The biggest challenge is in keeping one step ahead of rapidly changing customer expectations, which are being shaped by technology and may be being shaped by companies outside financial industries – like Google and Uber and Amazon.

We also have to be very mindful that while we have some people who want to be completely digital, we serve the whole community across the UK and you have to serve people and communities who are not comfortable with that. So it’s about being relevant, it’s about being personalised, and it’s about being available whenever your customers want you.

We get a lot of customers saying: “You should know me better, because I have been banking with you for the past 30 years. So when you speak with me or when you send me an email or I’m on your mobile bank, I want you to personalise that conversation with me.” So, using data and insight and the information we have and bringing it to life at an individual level is the key opportunity for us.

Exponential change

What banking will be in five years is anybody’s guess, because technology is exploding exponentially. Somebody very wisely said that the pace of change that we’ve seen this year is most probably the slowest pace of change we’ll see in the next decade – so that’s why it’s anybody’s guess.
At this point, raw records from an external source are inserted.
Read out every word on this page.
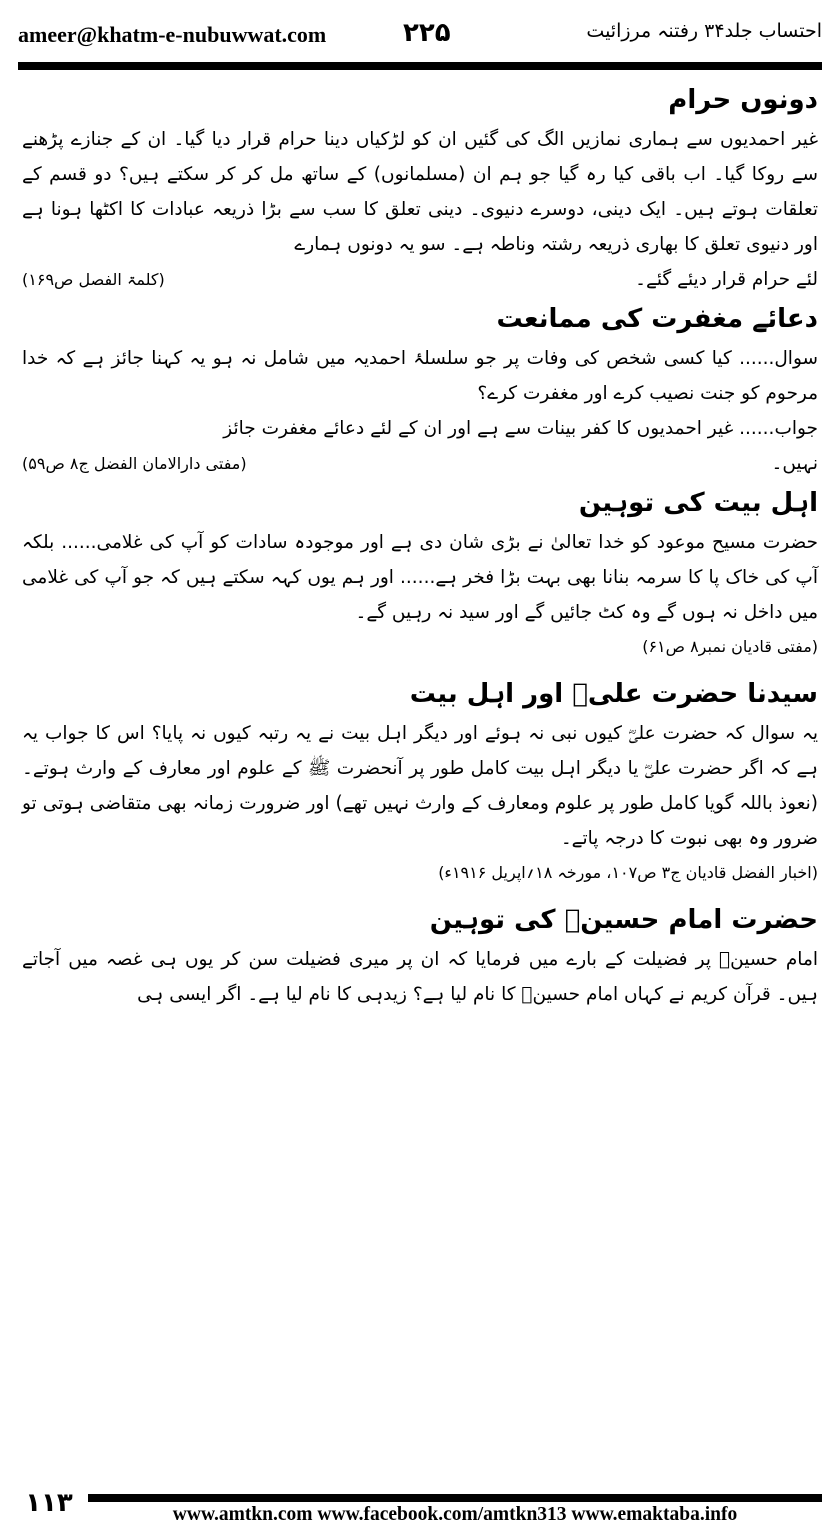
ameer@khatm-e-nubuwwat.com	۲۲۵	احتساب جلد۳۴ رفتنہ مرزائیت
دونوں حرام

غیر احمدیوں سے ہماری نمازیں الگ کی گئیں ان کو لڑکیاں دینا حرام قرار دیا گیا۔ ان کے جنازے پڑھنے سے روکا گیا۔ اب باقی کیا رہ گیا جو ہم ان (مسلمانوں) کے ساتھ مل کر کر سکتے ہیں؟ دو قسم کے تعلقات ہوتے ہیں۔ ایک دینی، دوسرے دنیوی۔ دینی تعلق کا سب سے بڑا ذریعہ عبادات کا اکٹھا ہونا ہے اور دنیوی تعلق کا بھاری ذریعہ رشتہ وناطہ ہے۔ سو یہ دونوں ہمارے

لئے حرام قرار دیئے گئے۔
(کلمۃ الفصل ص۱۶۹)
دعائے مغفرت کی ممانعت

سوال...... کیا کسی شخص کی وفات پر جو سلسلۂ احمدیہ میں شامل نہ ہو یہ کہنا جائز ہے کہ خدا مرحوم کو جنت نصیب کرے اور مغفرت کرے؟

جواب...... غیر احمدیوں کا کفر بینات سے ہے اور ان کے لئے دعائے مغفرت جائز

نہیں۔
(مفتی دارالامان الفضل ج۸ ص۵۹)
اہل بیت کی توہین

حضرت مسیح موعود کو خدا تعالیٰ نے بڑی شان دی ہے اور موجودہ سادات کو آپ کی غلامی...... بلکہ آپ کی خاک پا کا سرمہ بنانا بھی بہت بڑا فخر ہے...... اور ہم یوں کہہ سکتے ہیں کہ جو آپ کی غلامی میں داخل نہ ہوں گے وہ کٹ جائیں گے اور سید نہ رہیں گے۔

(مفتی قادیان نمبر۸ ص۶۱)

سیدنا حضرت علیؓ اور اہل بیت

یہ سوال کہ حضرت علیؓ کیوں نبی نہ ہوئے اور دیگر اہل بیت نے یہ رتبہ کیوں نہ پایا؟ اس کا جواب یہ ہے کہ اگر حضرت علیؓ یا دیگر اہل بیت کامل طور پر آنحضرت ﷺ کے علوم اور معارف کے وارث ہوتے۔ (نعوذ باللہ گویا کامل طور پر علوم ومعارف کے وارث نہیں تھے) اور ضرورت زمانہ بھی متقاضی ہوتی تو ضرور وہ بھی نبوت کا درجہ پاتے۔

(اخبار الفضل قادیان ج۳ ص۱۰۷، مورخہ ۱۸؍اپریل ۱۹۱۶ء)

حضرت امام حسینؓ کی توہین

امام حسینؓ پر فضیلت کے بارے میں فرمایا کہ ان پر میری فضیلت سن کر یوں ہی غصہ میں آجاتے ہیں۔ قرآن کریم نے کہاں امام حسینؓ کا نام لیا ہے؟ زیدہی کا نام لیا ہے۔ اگر ایسی ہی

۱۱۳	www.amtkn.com www.facebook.com/amtkn313 www.emaktaba.info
But my sense is that one of the biggest changes that could happen is seeing people aggregating their relationships with one company that they trust, and Barclays has a great opportunity to be that aggregator. The second thing that is likely to happen is that people will want to do their banking within their own lives without having to come to us, so they would expect financial services to be where they are. If you are looking for a holiday and you want a loan, you would expect the bank to be in the holiday search process and you would be able to click a button and complete things. If you were buying a car, you would expect your financing to be done wherever you were buying the car. 

I think, from the client interface perspective, we will have to be where the customer is, as opposed to the customer coming to where we are.